8. Adjusting To Hearing Aids Takes Times
You’ll start hearing many things you haven’t heard in a long time once the hearing aids are out of the box and in your ears.
You might initially think that everything could be quieter. Your brain will need time to retrain itself to ignore some noises, such as the sound of your footsteps or the rustle of your clothing.
Don’t worry; your hearing care specialist will perform a few tests to ensure that the hearing aid fitting is calibrated correctly for your hearing loss.
Additionally, you will receive advice on how to clean, maintain, use any features, and change the battery in your hearing aid. Here is further information on how to comprehend a hearing aid’s components.
9. How Long Will it Take to Adjust?
It takes time to become used to hearing aid fitting. Some people acclimate to hearing aids in a day or two, but most take several weeks to many months. Before receiving a hearing aid, many individuals wait years with their hearing loss.
Your brain has adapted to hearing loss throughout this period. As you use your new hearing aids to listen to the world around you, your brain will adapt to its “new normal.”

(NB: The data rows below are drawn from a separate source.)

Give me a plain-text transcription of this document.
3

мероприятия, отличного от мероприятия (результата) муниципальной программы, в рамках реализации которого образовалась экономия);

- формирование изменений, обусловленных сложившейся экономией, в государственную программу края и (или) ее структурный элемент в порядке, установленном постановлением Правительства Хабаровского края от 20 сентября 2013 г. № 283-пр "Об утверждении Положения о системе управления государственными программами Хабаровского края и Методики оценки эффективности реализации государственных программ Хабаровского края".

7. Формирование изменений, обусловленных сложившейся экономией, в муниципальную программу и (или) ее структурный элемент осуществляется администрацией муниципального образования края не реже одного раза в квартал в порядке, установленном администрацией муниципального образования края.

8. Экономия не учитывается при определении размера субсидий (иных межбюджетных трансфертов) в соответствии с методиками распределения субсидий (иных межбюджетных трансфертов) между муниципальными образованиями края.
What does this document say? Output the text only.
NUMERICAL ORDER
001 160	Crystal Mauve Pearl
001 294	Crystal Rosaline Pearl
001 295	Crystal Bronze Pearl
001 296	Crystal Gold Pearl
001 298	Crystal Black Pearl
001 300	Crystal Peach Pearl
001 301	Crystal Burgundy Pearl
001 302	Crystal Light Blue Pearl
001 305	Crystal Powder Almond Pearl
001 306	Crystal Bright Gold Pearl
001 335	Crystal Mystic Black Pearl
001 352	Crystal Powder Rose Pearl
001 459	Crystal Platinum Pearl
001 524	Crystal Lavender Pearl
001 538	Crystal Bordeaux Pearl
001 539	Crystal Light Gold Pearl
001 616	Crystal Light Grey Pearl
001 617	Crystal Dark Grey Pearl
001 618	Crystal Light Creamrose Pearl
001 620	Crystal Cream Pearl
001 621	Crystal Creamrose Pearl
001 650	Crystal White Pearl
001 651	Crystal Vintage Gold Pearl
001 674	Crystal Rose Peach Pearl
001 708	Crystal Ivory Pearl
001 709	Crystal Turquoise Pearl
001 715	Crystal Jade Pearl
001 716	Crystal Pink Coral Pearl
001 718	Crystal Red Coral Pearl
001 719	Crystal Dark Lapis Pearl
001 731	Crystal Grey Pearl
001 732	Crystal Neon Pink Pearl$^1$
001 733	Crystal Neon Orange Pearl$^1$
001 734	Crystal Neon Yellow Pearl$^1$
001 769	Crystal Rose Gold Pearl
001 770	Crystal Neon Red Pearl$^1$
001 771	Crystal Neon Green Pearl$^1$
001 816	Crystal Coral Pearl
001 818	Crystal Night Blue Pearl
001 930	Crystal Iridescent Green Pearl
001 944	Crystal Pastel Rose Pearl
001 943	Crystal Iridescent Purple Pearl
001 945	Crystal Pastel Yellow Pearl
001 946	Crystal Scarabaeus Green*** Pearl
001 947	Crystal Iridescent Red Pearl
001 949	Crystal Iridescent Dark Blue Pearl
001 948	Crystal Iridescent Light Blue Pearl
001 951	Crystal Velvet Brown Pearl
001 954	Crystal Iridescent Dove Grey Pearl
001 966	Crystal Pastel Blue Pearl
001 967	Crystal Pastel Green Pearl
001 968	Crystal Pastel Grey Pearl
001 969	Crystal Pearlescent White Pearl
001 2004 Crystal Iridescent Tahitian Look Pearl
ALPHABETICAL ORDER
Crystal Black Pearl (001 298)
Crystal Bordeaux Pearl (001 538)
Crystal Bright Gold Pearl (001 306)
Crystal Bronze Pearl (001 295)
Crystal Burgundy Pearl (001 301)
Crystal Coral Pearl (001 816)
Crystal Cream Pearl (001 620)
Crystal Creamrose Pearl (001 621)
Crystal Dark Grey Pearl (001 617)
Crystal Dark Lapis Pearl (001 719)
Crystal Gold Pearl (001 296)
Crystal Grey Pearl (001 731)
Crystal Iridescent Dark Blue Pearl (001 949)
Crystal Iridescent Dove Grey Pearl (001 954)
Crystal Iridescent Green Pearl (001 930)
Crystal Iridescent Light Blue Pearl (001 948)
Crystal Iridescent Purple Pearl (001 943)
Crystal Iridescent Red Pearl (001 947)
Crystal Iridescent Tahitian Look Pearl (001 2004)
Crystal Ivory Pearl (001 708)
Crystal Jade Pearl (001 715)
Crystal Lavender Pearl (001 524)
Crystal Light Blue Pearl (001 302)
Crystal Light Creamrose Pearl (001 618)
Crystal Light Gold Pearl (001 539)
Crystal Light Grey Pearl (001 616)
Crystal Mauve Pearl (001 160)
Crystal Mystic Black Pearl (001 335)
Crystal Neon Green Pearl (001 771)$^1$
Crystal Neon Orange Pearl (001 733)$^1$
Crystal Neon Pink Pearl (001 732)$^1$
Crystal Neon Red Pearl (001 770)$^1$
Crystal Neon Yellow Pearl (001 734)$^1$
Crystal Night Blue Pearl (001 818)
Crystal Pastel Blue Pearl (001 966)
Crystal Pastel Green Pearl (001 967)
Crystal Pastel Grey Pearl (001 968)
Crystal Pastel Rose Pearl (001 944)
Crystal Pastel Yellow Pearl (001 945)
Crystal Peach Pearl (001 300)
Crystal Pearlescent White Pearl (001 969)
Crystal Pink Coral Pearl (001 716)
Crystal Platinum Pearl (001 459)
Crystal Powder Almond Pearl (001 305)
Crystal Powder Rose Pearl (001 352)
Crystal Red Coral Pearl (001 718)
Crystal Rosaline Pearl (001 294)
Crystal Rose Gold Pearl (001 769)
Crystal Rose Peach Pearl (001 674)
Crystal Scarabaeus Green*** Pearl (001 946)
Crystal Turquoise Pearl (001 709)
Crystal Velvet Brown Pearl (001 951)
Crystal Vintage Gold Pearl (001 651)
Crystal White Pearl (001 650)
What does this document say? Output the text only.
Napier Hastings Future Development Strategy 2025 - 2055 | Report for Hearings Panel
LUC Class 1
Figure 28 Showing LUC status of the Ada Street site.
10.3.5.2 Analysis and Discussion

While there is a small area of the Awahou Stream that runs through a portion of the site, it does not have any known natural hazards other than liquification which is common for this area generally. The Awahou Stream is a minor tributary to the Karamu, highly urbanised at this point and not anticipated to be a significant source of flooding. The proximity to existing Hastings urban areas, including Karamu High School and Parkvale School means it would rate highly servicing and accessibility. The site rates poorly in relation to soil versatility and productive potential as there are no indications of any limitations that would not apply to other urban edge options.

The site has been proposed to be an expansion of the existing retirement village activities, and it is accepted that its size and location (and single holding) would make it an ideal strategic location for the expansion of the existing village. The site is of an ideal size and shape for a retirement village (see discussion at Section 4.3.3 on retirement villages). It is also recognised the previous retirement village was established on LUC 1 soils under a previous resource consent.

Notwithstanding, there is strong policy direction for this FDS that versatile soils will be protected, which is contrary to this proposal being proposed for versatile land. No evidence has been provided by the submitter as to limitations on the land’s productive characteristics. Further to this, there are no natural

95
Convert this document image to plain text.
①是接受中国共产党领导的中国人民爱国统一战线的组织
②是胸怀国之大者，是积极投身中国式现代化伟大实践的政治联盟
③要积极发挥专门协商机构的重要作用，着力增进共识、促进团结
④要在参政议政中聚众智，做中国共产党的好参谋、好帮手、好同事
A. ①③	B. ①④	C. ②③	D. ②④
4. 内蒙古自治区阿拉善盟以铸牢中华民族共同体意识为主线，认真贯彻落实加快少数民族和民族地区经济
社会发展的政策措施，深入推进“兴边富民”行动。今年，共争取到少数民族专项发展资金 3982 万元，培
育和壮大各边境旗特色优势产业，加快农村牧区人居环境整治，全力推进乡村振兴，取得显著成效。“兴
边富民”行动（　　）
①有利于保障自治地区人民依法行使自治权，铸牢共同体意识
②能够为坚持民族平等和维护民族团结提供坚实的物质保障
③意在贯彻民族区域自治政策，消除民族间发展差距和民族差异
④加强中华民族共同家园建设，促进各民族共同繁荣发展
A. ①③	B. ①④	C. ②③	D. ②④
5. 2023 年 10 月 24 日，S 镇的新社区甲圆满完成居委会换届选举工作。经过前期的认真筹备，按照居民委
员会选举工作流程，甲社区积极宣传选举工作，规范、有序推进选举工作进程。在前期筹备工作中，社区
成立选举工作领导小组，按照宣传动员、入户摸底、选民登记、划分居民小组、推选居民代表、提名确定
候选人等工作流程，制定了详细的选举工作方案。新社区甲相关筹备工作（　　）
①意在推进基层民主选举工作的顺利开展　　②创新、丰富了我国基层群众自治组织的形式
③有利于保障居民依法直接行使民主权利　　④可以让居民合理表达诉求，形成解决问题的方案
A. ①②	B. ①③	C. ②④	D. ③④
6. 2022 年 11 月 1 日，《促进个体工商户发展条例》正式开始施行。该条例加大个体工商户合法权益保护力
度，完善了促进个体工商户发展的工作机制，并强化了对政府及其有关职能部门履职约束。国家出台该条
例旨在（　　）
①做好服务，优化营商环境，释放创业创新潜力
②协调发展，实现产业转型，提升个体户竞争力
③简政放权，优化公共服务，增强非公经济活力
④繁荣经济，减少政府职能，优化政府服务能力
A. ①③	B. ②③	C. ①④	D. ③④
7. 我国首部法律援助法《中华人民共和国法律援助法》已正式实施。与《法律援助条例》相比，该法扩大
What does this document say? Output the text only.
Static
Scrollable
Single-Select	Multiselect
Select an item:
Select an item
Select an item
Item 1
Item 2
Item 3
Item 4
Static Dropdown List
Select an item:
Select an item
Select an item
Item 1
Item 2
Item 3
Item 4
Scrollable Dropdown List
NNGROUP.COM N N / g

The most crucial thing to remember is to wear them—even if it’s just for a little while the first day, an hour longer the next, and so on—until you’re doing it all day. Over time, you’ll benefit more from wearing them more frequently in the beginning.
10. Adding Custom Hearing Aid Fitting Settings
Most hearing aids’ “default” settings are geared toward capturing speech in quiet locations. However, the sound is far more complicated in the real world, especially if you play music or work in a noisy setting. Fortunately, you can add personalized hearing aid settings, including music settings, with the help of your hearing care professional.
Hearing aid fittings that work for you are unique to you. The ideal hearing care professional will take the time to comprehend your wants and customize a strategy to produce the best outcomes.
Important Facts to Know About a Hearing Aid Fitting
Everyone needs a different kind of hearing aid. The most fantastic hearing experience combines cutting-edge technology that is personalized for you with a hearing care specialist who will consider all of your needs.